Here's a scene of introduction to literary studies: my 10th grade English teacher writes on the board: "A mighty fortress is our God", defines "fortress" as "vehicle" and God as "tenor", and asks the class to come up with as many qualities of fortresses as possible, writes them in a column, and then asks us to think about what these qualities say about God. It is a striking and revelatory moment for the 15-year-old me, especially because it makes the interpretation of a metaphor dependent on my own associative thinking rather than on knowledge of authoritative explanations of this or that. So this association game becomes something of a model for the whole enterprise, for a while.

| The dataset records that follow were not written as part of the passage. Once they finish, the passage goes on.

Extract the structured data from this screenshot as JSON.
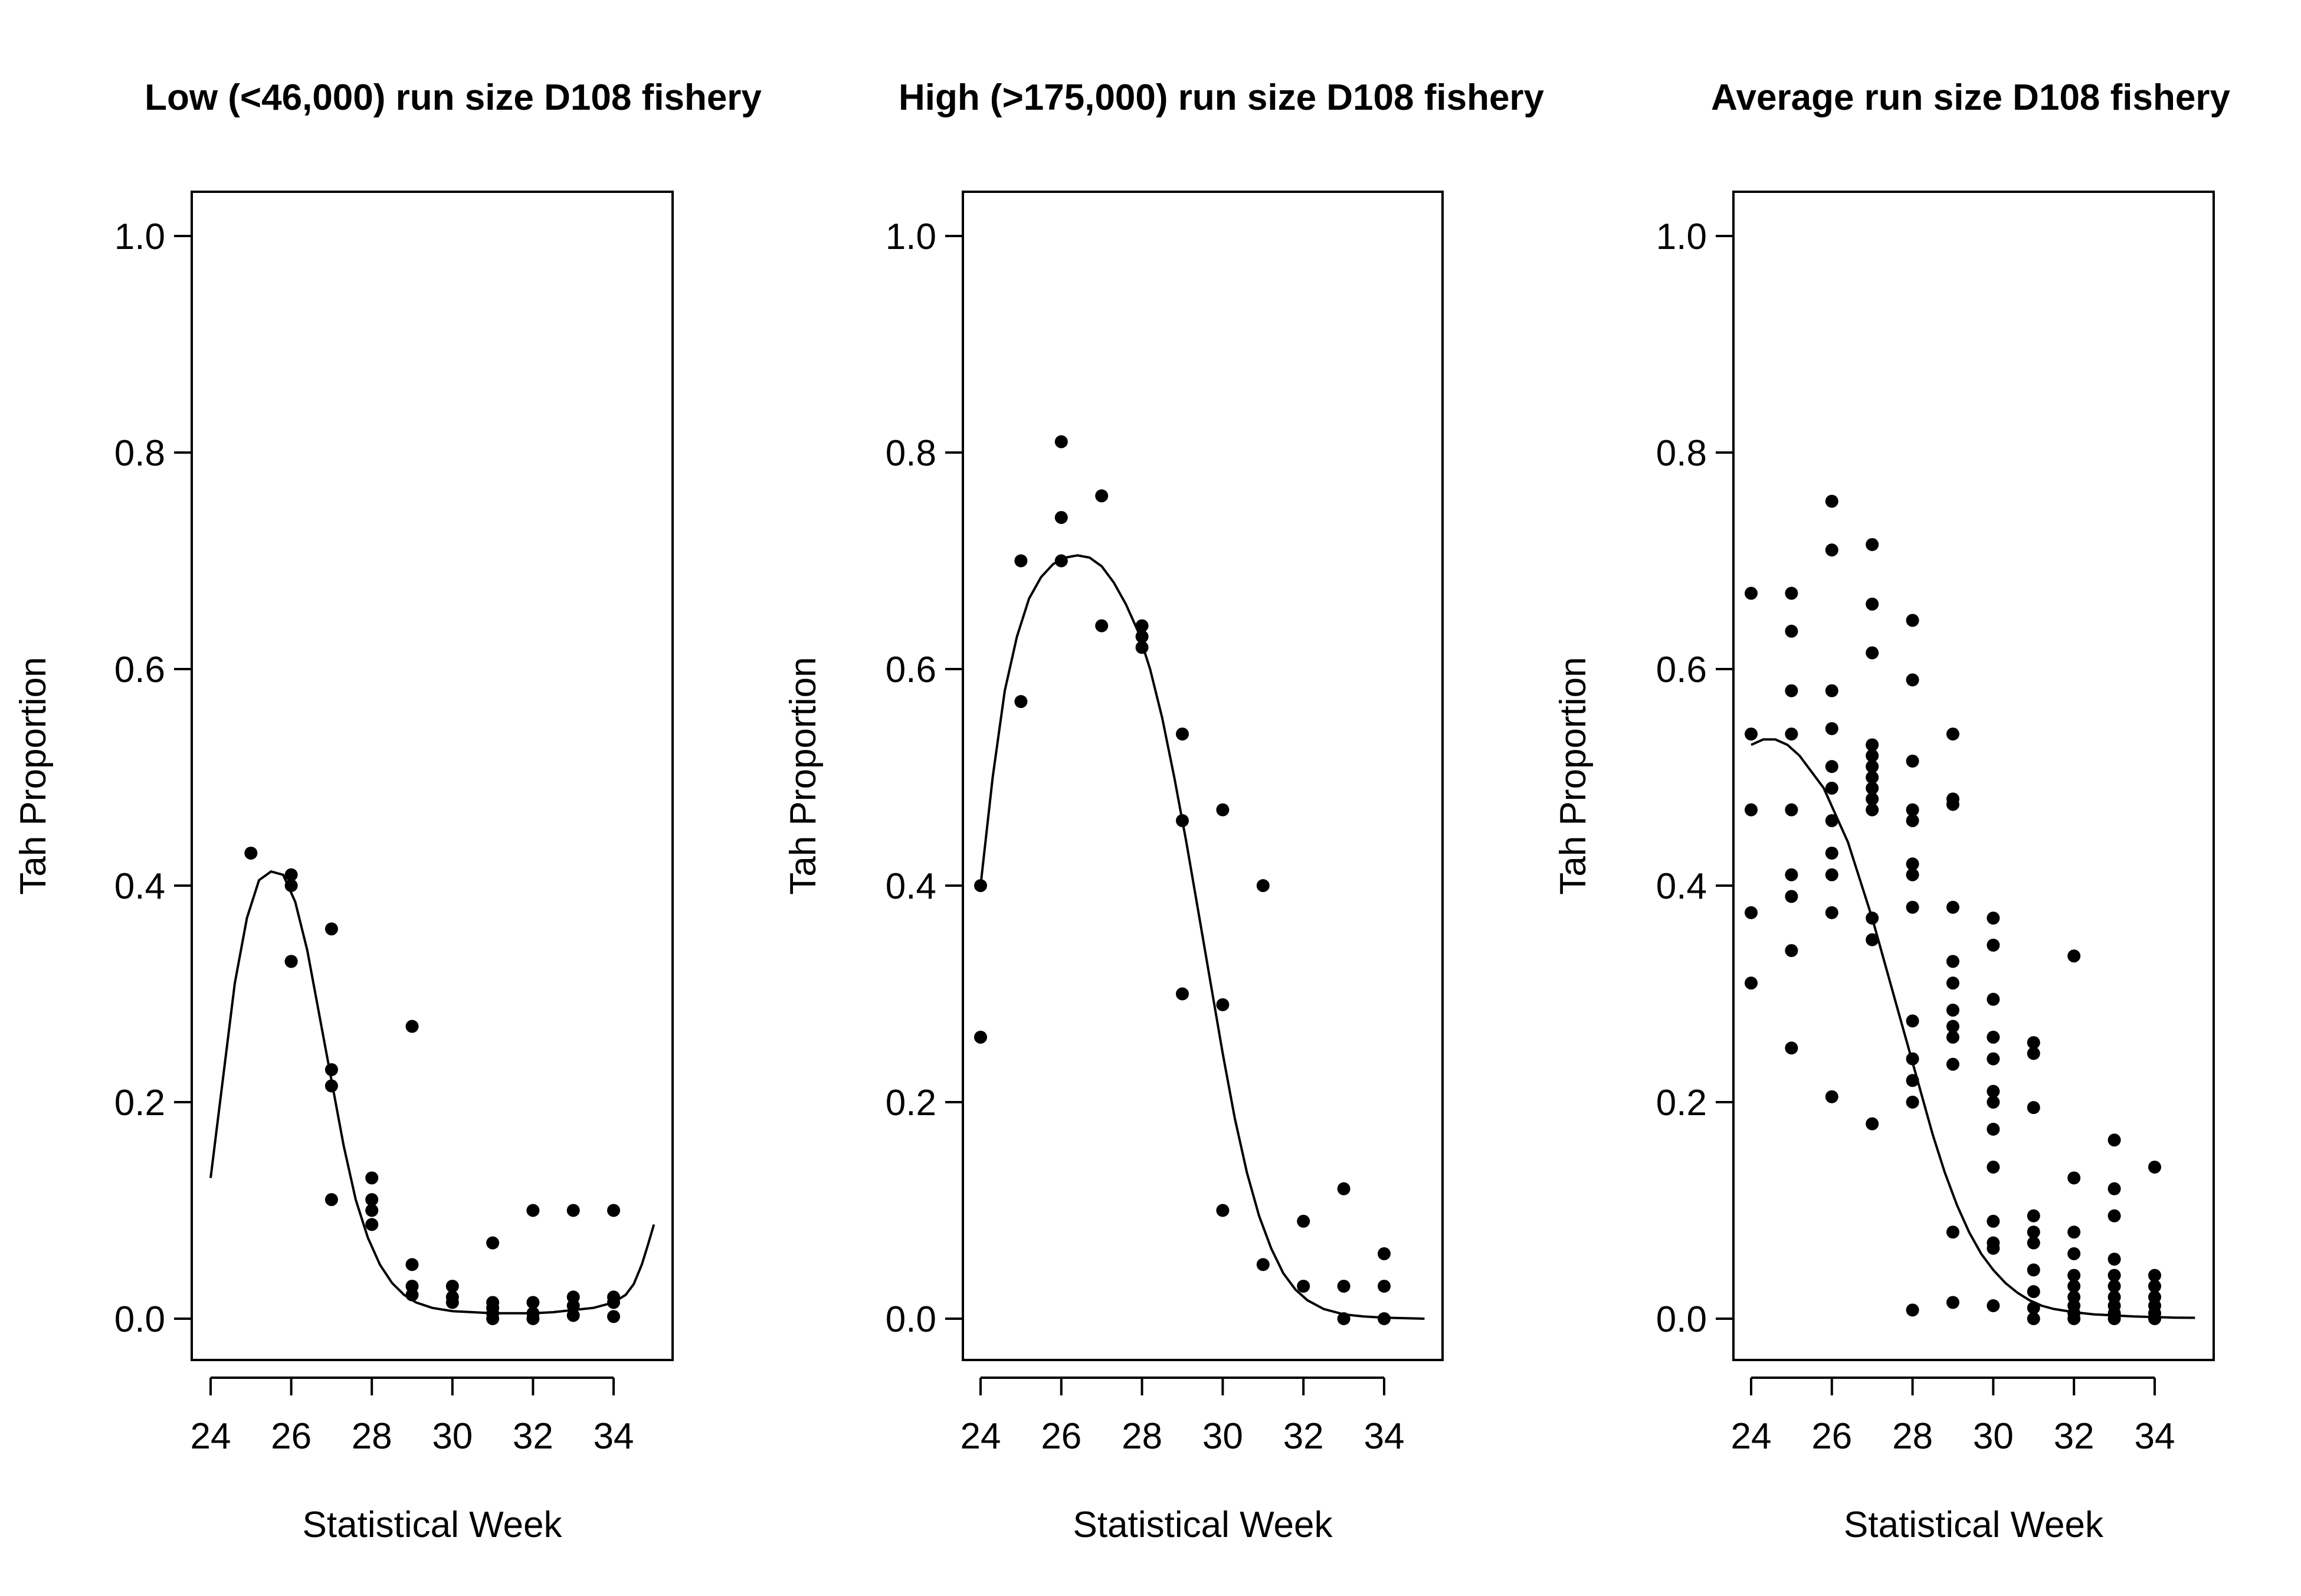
{
  "chart_data": [
    {
      "type": "scatter",
      "title": "Low (<46,000) run size D108 fishery",
      "xlabel": "Statistical Week",
      "ylabel": "Tah Proportion",
      "xlim": [
        24,
        35
      ],
      "ylim": [
        -0.04,
        1.04
      ],
      "xticks": [
        "24",
        "26",
        "28",
        "30",
        "32",
        "34"
      ],
      "yticks": [
        "0.0",
        "0.2",
        "0.4",
        "0.6",
        "0.8",
        "1.0"
      ],
      "grid": false,
      "points": [
        [
          25,
          0.43
        ],
        [
          26,
          0.41
        ],
        [
          26,
          0.4
        ],
        [
          26,
          0.33
        ],
        [
          26,
          0.33
        ],
        [
          27,
          0.36
        ],
        [
          27,
          0.23
        ],
        [
          27,
          0.215
        ],
        [
          27,
          0.11
        ],
        [
          28,
          0.13
        ],
        [
          28,
          0.11
        ],
        [
          28,
          0.1
        ],
        [
          28,
          0.087
        ],
        [
          29,
          0.27
        ],
        [
          29,
          0.05
        ],
        [
          29,
          0.03
        ],
        [
          29,
          0.022
        ],
        [
          30,
          0.03
        ],
        [
          30,
          0.02
        ],
        [
          30,
          0.015
        ],
        [
          31,
          0.07
        ],
        [
          31,
          0.015
        ],
        [
          31,
          0.01
        ],
        [
          31,
          0.005
        ],
        [
          31,
          0.0
        ],
        [
          32,
          0.1
        ],
        [
          32,
          0.015
        ],
        [
          32,
          0.005
        ],
        [
          32,
          0.0
        ],
        [
          33,
          0.1
        ],
        [
          33,
          0.02
        ],
        [
          33,
          0.012
        ],
        [
          33,
          0.003
        ],
        [
          34,
          0.1
        ],
        [
          34,
          0.02
        ],
        [
          34,
          0.015
        ],
        [
          34,
          0.002
        ]
      ],
      "curve": [
        [
          24,
          0.13
        ],
        [
          24.3,
          0.22
        ],
        [
          24.6,
          0.31
        ],
        [
          24.9,
          0.37
        ],
        [
          25.2,
          0.405
        ],
        [
          25.5,
          0.413
        ],
        [
          25.8,
          0.41
        ],
        [
          26.1,
          0.385
        ],
        [
          26.4,
          0.34
        ],
        [
          26.7,
          0.28
        ],
        [
          27.0,
          0.22
        ],
        [
          27.3,
          0.16
        ],
        [
          27.6,
          0.11
        ],
        [
          27.9,
          0.075
        ],
        [
          28.2,
          0.05
        ],
        [
          28.5,
          0.033
        ],
        [
          28.8,
          0.022
        ],
        [
          29.1,
          0.015
        ],
        [
          29.5,
          0.01
        ],
        [
          30.0,
          0.007
        ],
        [
          30.5,
          0.006
        ],
        [
          31.0,
          0.005
        ],
        [
          31.5,
          0.005
        ],
        [
          32.0,
          0.005
        ],
        [
          32.5,
          0.006
        ],
        [
          33.0,
          0.008
        ],
        [
          33.5,
          0.01
        ],
        [
          34.0,
          0.015
        ],
        [
          34.3,
          0.022
        ],
        [
          34.5,
          0.032
        ],
        [
          34.7,
          0.05
        ],
        [
          34.85,
          0.068
        ],
        [
          35.0,
          0.087
        ]
      ]
    },
    {
      "type": "scatter",
      "title": "High (>175,000) run size D108 fishery",
      "xlabel": "Statistical Week",
      "ylabel": "Tah Proportion",
      "xlim": [
        24,
        35
      ],
      "ylim": [
        -0.04,
        1.04
      ],
      "xticks": [
        "24",
        "26",
        "28",
        "30",
        "32",
        "34"
      ],
      "yticks": [
        "0.0",
        "0.2",
        "0.4",
        "0.6",
        "0.8",
        "1.0"
      ],
      "grid": false,
      "points": [
        [
          24,
          0.4
        ],
        [
          24,
          0.26
        ],
        [
          25,
          0.7
        ],
        [
          25,
          0.57
        ],
        [
          26,
          0.81
        ],
        [
          26,
          0.74
        ],
        [
          26,
          0.7
        ],
        [
          27,
          0.76
        ],
        [
          27,
          0.64
        ],
        [
          28,
          0.64
        ],
        [
          28,
          0.63
        ],
        [
          28,
          0.62
        ],
        [
          29,
          0.54
        ],
        [
          29,
          0.46
        ],
        [
          29,
          0.3
        ],
        [
          30,
          0.47
        ],
        [
          30,
          0.29
        ],
        [
          30,
          0.1
        ],
        [
          31,
          0.4
        ],
        [
          31,
          0.05
        ],
        [
          32,
          0.09
        ],
        [
          32,
          0.03
        ],
        [
          33,
          0.12
        ],
        [
          33,
          0.03
        ],
        [
          33,
          0.0
        ],
        [
          34,
          0.06
        ],
        [
          34,
          0.03
        ],
        [
          34,
          0.0
        ]
      ],
      "curve": [
        [
          24,
          0.4
        ],
        [
          24.3,
          0.5
        ],
        [
          24.6,
          0.58
        ],
        [
          24.9,
          0.63
        ],
        [
          25.2,
          0.665
        ],
        [
          25.5,
          0.685
        ],
        [
          25.8,
          0.697
        ],
        [
          26.1,
          0.703
        ],
        [
          26.4,
          0.705
        ],
        [
          26.7,
          0.703
        ],
        [
          27.0,
          0.695
        ],
        [
          27.3,
          0.68
        ],
        [
          27.6,
          0.66
        ],
        [
          27.9,
          0.635
        ],
        [
          28.2,
          0.6
        ],
        [
          28.5,
          0.555
        ],
        [
          28.8,
          0.5
        ],
        [
          29.1,
          0.44
        ],
        [
          29.4,
          0.375
        ],
        [
          29.7,
          0.31
        ],
        [
          30.0,
          0.245
        ],
        [
          30.3,
          0.185
        ],
        [
          30.6,
          0.135
        ],
        [
          30.9,
          0.095
        ],
        [
          31.2,
          0.065
        ],
        [
          31.5,
          0.042
        ],
        [
          31.8,
          0.027
        ],
        [
          32.1,
          0.017
        ],
        [
          32.5,
          0.009
        ],
        [
          33.0,
          0.004
        ],
        [
          33.5,
          0.002
        ],
        [
          34.0,
          0.001
        ],
        [
          35.0,
          0.0
        ]
      ]
    },
    {
      "type": "scatter",
      "title": "Average run size D108 fishery",
      "xlabel": "Statistical Week",
      "ylabel": "Tah Proportion",
      "xlim": [
        24,
        35
      ],
      "ylim": [
        -0.04,
        1.04
      ],
      "xticks": [
        "24",
        "26",
        "28",
        "30",
        "32",
        "34"
      ],
      "yticks": [
        "0.0",
        "0.2",
        "0.4",
        "0.6",
        "0.8",
        "1.0"
      ],
      "grid": false,
      "points": [
        [
          24,
          0.67
        ],
        [
          24,
          0.54
        ],
        [
          24,
          0.47
        ],
        [
          24,
          0.375
        ],
        [
          24,
          0.31
        ],
        [
          25,
          0.67
        ],
        [
          25,
          0.635
        ],
        [
          25,
          0.58
        ],
        [
          25,
          0.54
        ],
        [
          25,
          0.47
        ],
        [
          25,
          0.41
        ],
        [
          25,
          0.39
        ],
        [
          25,
          0.34
        ],
        [
          25,
          0.25
        ],
        [
          26,
          0.755
        ],
        [
          26,
          0.71
        ],
        [
          26,
          0.58
        ],
        [
          26,
          0.545
        ],
        [
          26,
          0.51
        ],
        [
          26,
          0.49
        ],
        [
          26,
          0.46
        ],
        [
          26,
          0.43
        ],
        [
          26,
          0.41
        ],
        [
          26,
          0.375
        ],
        [
          26,
          0.205
        ],
        [
          27,
          0.715
        ],
        [
          27,
          0.66
        ],
        [
          27,
          0.615
        ],
        [
          27,
          0.53
        ],
        [
          27,
          0.52
        ],
        [
          27,
          0.51
        ],
        [
          27,
          0.5
        ],
        [
          27,
          0.49
        ],
        [
          27,
          0.48
        ],
        [
          27,
          0.47
        ],
        [
          27,
          0.37
        ],
        [
          27,
          0.35
        ],
        [
          27,
          0.18
        ],
        [
          28,
          0.645
        ],
        [
          28,
          0.59
        ],
        [
          28,
          0.515
        ],
        [
          28,
          0.47
        ],
        [
          28,
          0.46
        ],
        [
          28,
          0.42
        ],
        [
          28,
          0.41
        ],
        [
          28,
          0.38
        ],
        [
          28,
          0.275
        ],
        [
          28,
          0.24
        ],
        [
          28,
          0.22
        ],
        [
          28,
          0.2
        ],
        [
          28,
          0.008
        ],
        [
          29,
          0.54
        ],
        [
          29,
          0.48
        ],
        [
          29,
          0.475
        ],
        [
          29,
          0.38
        ],
        [
          29,
          0.33
        ],
        [
          29,
          0.31
        ],
        [
          29,
          0.285
        ],
        [
          29,
          0.27
        ],
        [
          29,
          0.26
        ],
        [
          29,
          0.235
        ],
        [
          29,
          0.08
        ],
        [
          29,
          0.015
        ],
        [
          30,
          0.37
        ],
        [
          30,
          0.345
        ],
        [
          30,
          0.295
        ],
        [
          30,
          0.26
        ],
        [
          30,
          0.24
        ],
        [
          30,
          0.21
        ],
        [
          30,
          0.2
        ],
        [
          30,
          0.175
        ],
        [
          30,
          0.14
        ],
        [
          30,
          0.09
        ],
        [
          30,
          0.07
        ],
        [
          30,
          0.065
        ],
        [
          30,
          0.012
        ],
        [
          31,
          0.255
        ],
        [
          31,
          0.245
        ],
        [
          31,
          0.195
        ],
        [
          31,
          0.095
        ],
        [
          31,
          0.08
        ],
        [
          31,
          0.07
        ],
        [
          31,
          0.045
        ],
        [
          31,
          0.025
        ],
        [
          31,
          0.01
        ],
        [
          31,
          0.0
        ],
        [
          32,
          0.335
        ],
        [
          32,
          0.13
        ],
        [
          32,
          0.08
        ],
        [
          32,
          0.06
        ],
        [
          32,
          0.04
        ],
        [
          32,
          0.03
        ],
        [
          32,
          0.02
        ],
        [
          32,
          0.012
        ],
        [
          32,
          0.005
        ],
        [
          32,
          0.0
        ],
        [
          33,
          0.165
        ],
        [
          33,
          0.12
        ],
        [
          33,
          0.095
        ],
        [
          33,
          0.055
        ],
        [
          33,
          0.04
        ],
        [
          33,
          0.03
        ],
        [
          33,
          0.02
        ],
        [
          33,
          0.012
        ],
        [
          33,
          0.005
        ],
        [
          33,
          0.0
        ],
        [
          34,
          0.14
        ],
        [
          34,
          0.04
        ],
        [
          34,
          0.03
        ],
        [
          34,
          0.02
        ],
        [
          34,
          0.012
        ],
        [
          34,
          0.005
        ],
        [
          34,
          0.0
        ]
      ],
      "curve": [
        [
          24,
          0.53
        ],
        [
          24.3,
          0.535
        ],
        [
          24.6,
          0.535
        ],
        [
          24.9,
          0.53
        ],
        [
          25.2,
          0.52
        ],
        [
          25.5,
          0.505
        ],
        [
          25.8,
          0.49
        ],
        [
          26.1,
          0.465
        ],
        [
          26.4,
          0.44
        ],
        [
          26.7,
          0.405
        ],
        [
          27.0,
          0.37
        ],
        [
          27.3,
          0.33
        ],
        [
          27.6,
          0.29
        ],
        [
          27.9,
          0.25
        ],
        [
          28.2,
          0.21
        ],
        [
          28.5,
          0.17
        ],
        [
          28.8,
          0.135
        ],
        [
          29.1,
          0.105
        ],
        [
          29.4,
          0.08
        ],
        [
          29.7,
          0.06
        ],
        [
          30.0,
          0.045
        ],
        [
          30.3,
          0.033
        ],
        [
          30.6,
          0.024
        ],
        [
          30.9,
          0.017
        ],
        [
          31.2,
          0.012
        ],
        [
          31.5,
          0.009
        ],
        [
          32.0,
          0.006
        ],
        [
          32.5,
          0.004
        ],
        [
          33.0,
          0.003
        ],
        [
          33.5,
          0.002
        ],
        [
          34.0,
          0.0015
        ],
        [
          34.5,
          0.001
        ],
        [
          35.0,
          0.0008
        ]
      ]
    }
  ]
}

But something which was not apparent at first comes to be a problem: metaphors' directionality. This model assumes the vehicle to be something known and simple, a tool for teasing out some modalities of the difficult, multivalent thing that it is compared to. You cannot simply reverse the terms (as pointed out in Coetzee's Lives of Animals, where Elizabeth Costello gets in trouble for reversing the direction of comparison between slaughtered cattle and the victims of the Holocaust). At the same time, while the vehicle may have hundreds of qualities, some of which will be more relevant than others; somewhere along the slippery slope of associations, the metaphor loses its hold on sense. In any case, every metaphor, as long as it is not dead, requires work, it causes a certain distance to be covered by the mind.
So having set up these basic parameters, I'll try an exercise, to which I hope to return. There is a big and troubling thing: the vast field of critical theory. And I'll make a trial metaphor about it, just to see where it gets me. Needless to say, literature is not metaphor. And metaphor is not simply a "way of thinking," but a mind tease that refreshes/estranges by changing relations between objects/images (remember Shklovskiy?).
Critical theory, for my novel-reading purposes, is primarily Critical Analysis of texts. So let’s say that literature is a forest, where critical analyses thrive like mushrooms on or around trees (texts), which are not necessarily dead. Where does this image start from, and where does it lead?
Critical Analyses are like mushrooms. Not everyone likes them, and some are poisonous. Their spores are everywhere. They come in many sizes, shapes; thrive in different places and on different substrates differently. Some species resemble others; some form symbioses. Some detoxify their environment, some are pretty, and others turn out to produce medicine, unintentionally. Some are mind-altering. Some are small landmarks, others form centerless networks of rhizomes. They are opportunistic, but can be virtuous. They are fruitful, though not very nutritious. And while they have existed for a very long time, they depend yearly on rains, trees, wind, climate. The forest is not there in order for the mushroom to thrive; neither are the trees. There is no necessary place for a mushroom in the forest, except for the one it happens to be occupying. A particular species spreads through the forest as and if it is able to; this ability depends on the mushroom’s intrinsic qualities only in part. Fitness, adaptation to particular environments can appear to be the product of design, but is in fact the consequence of accidents and mutation.
ps. As for the title, those were my two inspirations: "Irreductions" and finding out that my horrid skin problem was not caused by secretive, nocturnal, impossible to get rid of pests.